- Już w pierwszej połowie marca ten spadek był zauważalny - on sięga około blisko stu osób i tak samo ma się sytuacja w mieście jak i powiecie. Stopa bezrobocia to jest 4,2% w mieście, 6% w powiecie. To są cyfry w granicach 1,4-1,5% różnicy na minus w stosunku do roku ubiegłego - mówił Stanisław Dydusiak, dyrektor Powiatowego Urzędu Pracy w Tarnowie.
To, co potwierdza korzystną sytuację na tarnowskim rynku pracy to ilość zgłaszanych ofert przez pracodawców.
- Tych ofert pracy jest już na dzień dzisiejszy około 2000 zgłoszonych i to jest około 35% więcej ofert pracy niż było przed rokiem - dodał Stanisław Dydusiak.
Bez zmian, największe zapotrzebowanie na pracowników pojawia się w branży budowlanej.

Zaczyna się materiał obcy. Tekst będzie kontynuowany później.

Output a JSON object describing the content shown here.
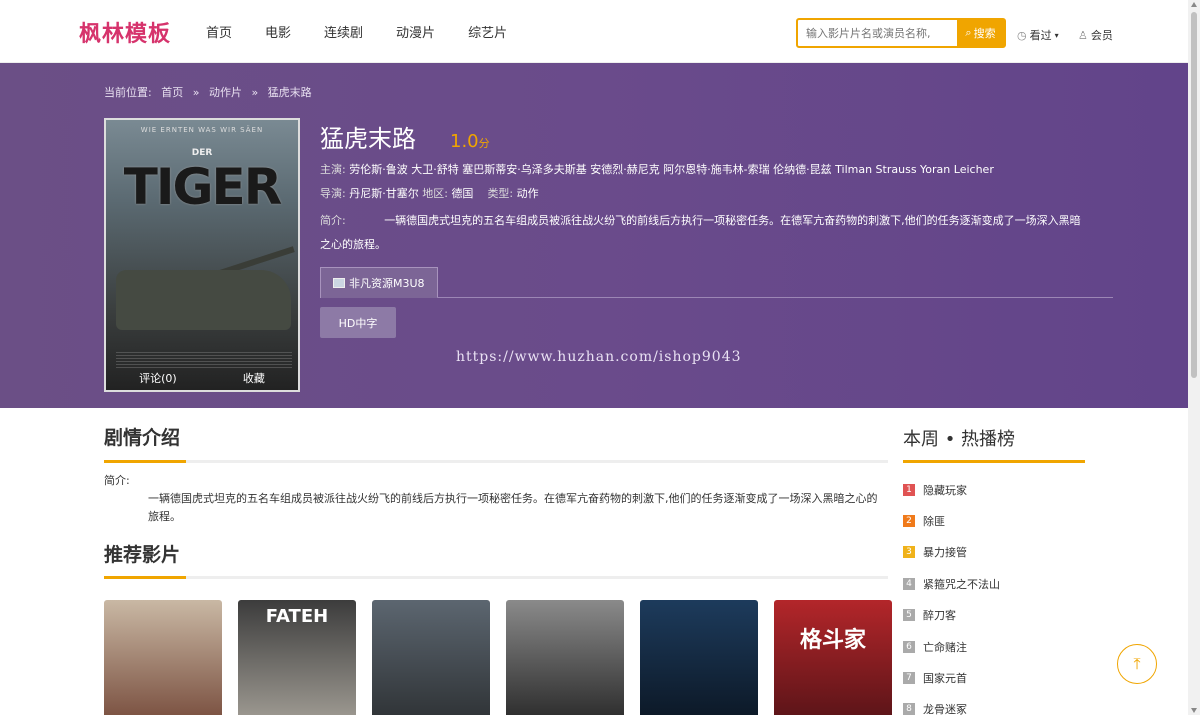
{
  "header": {
    "logo": "枫林模板",
    "nav": [
      "首页",
      "电影",
      "连续剧",
      "动漫片",
      "综艺片"
    ],
    "search_placeholder": "输入影片片名或演员名称,",
    "search_button": "搜索",
    "history": "看过",
    "member": "会员"
  },
  "breadcrumb": {
    "label": "当前位置:",
    "items": [
      "首页",
      "»",
      "动作片",
      "»",
      "猛虎末路"
    ]
  },
  "movie": {
    "title": "猛虎末路",
    "score": "1.0",
    "score_unit": "分",
    "cast_label": "主演:",
    "cast": "劳伦斯·鲁波 大卫·舒特 塞巴斯蒂安·乌泽多夫斯基 安德烈·赫尼克 阿尔恩特·施韦林-索瑞 伦纳德·昆兹 Tilman Strauss Yoran Leicher",
    "director_label": "导演:",
    "director": "丹尼斯·甘塞尔",
    "region_label": "地区:",
    "region": "德国",
    "type_label": "类型:",
    "type": "动作",
    "intro_label": "简介:",
    "intro": "一辆德国虎式坦克的五名车组成员被派往战火纷飞的前线后方执行一项秘密任务。在德军亢奋药物的刺激下,他们的任务逐渐变成了一场深入黑暗之心的旅程。",
    "poster": {
      "top_text": "WIE ERNTEN WAS WIR SÄEN",
      "der": "DER",
      "tiger": "TIGER",
      "comments": "评论(0)",
      "favorite": "收藏"
    }
  },
  "source": {
    "tab": "非凡资源M3U8",
    "episode": "HD中字"
  },
  "watermark": "https://www.huzhan.com/ishop9043",
  "plot_section": {
    "title": "剧情介绍",
    "label": "简介:",
    "text": "一辆德国虎式坦克的五名车组成员被派往战火纷飞的前线后方执行一项秘密任务。在德军亢奋药物的刺激下,他们的任务逐渐变成了一场深入黑暗之心的旅程。"
  },
  "recommend": {
    "title": "推荐影片",
    "items": [
      {
        "label": "",
        "colors": [
          "#c9b8a4",
          "#7a5040"
        ]
      },
      {
        "label": "FATEH",
        "colors": [
          "#3c3c3c",
          "#9e9a92"
        ]
      },
      {
        "label": "",
        "colors": [
          "#5c6670",
          "#2f3336"
        ]
      },
      {
        "label": "",
        "colors": [
          "#8a8a8a",
          "#2c2c2c"
        ]
      },
      {
        "label": "",
        "colors": [
          "#1d3b5c",
          "#0c1826"
        ]
      },
      {
        "label": "格斗家",
        "colors": [
          "#b3262a",
          "#5a1418"
        ]
      }
    ]
  },
  "sidebar": {
    "title": "本周 • 热播榜",
    "items": [
      {
        "num": "1",
        "name": "隐藏玩家",
        "color": "#e05353"
      },
      {
        "num": "2",
        "name": "除匪",
        "color": "#f07a1a"
      },
      {
        "num": "3",
        "name": "暴力接管",
        "color": "#f0b21a"
      },
      {
        "num": "4",
        "name": "紧箍咒之不法山",
        "color": "#aaaaaa"
      },
      {
        "num": "5",
        "name": "醉刀客",
        "color": "#aaaaaa"
      },
      {
        "num": "6",
        "name": "亡命赌注",
        "color": "#aaaaaa"
      },
      {
        "num": "7",
        "name": "国家元首",
        "color": "#aaaaaa"
      },
      {
        "num": "8",
        "name": "龙骨迷冢",
        "color": "#aaaaaa"
      }
    ]
  },
  "colors": {
    "accent": "#f0a500",
    "brand": "#d6336c",
    "hero": "#6a4b8b"
  }
}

- Tak jak podkreślam we wszystkich aspektach związanych z budownictwem, z drogownictwem, to są te podstawowe. Natomiast również są oferty dla pracowników biurowych, czyli administracyjnych czy pracy w księgowości, czy nauczycieli - z tym, że to jest liczba zdecydowanie mniejsza - wyjaśnił Stanisław Dydusiak.
Dodajmy, ze po długiej przerwie spowodowanej pandemią tarnowski Urząd Pracy w pełni otworzył się dla mieszkańców.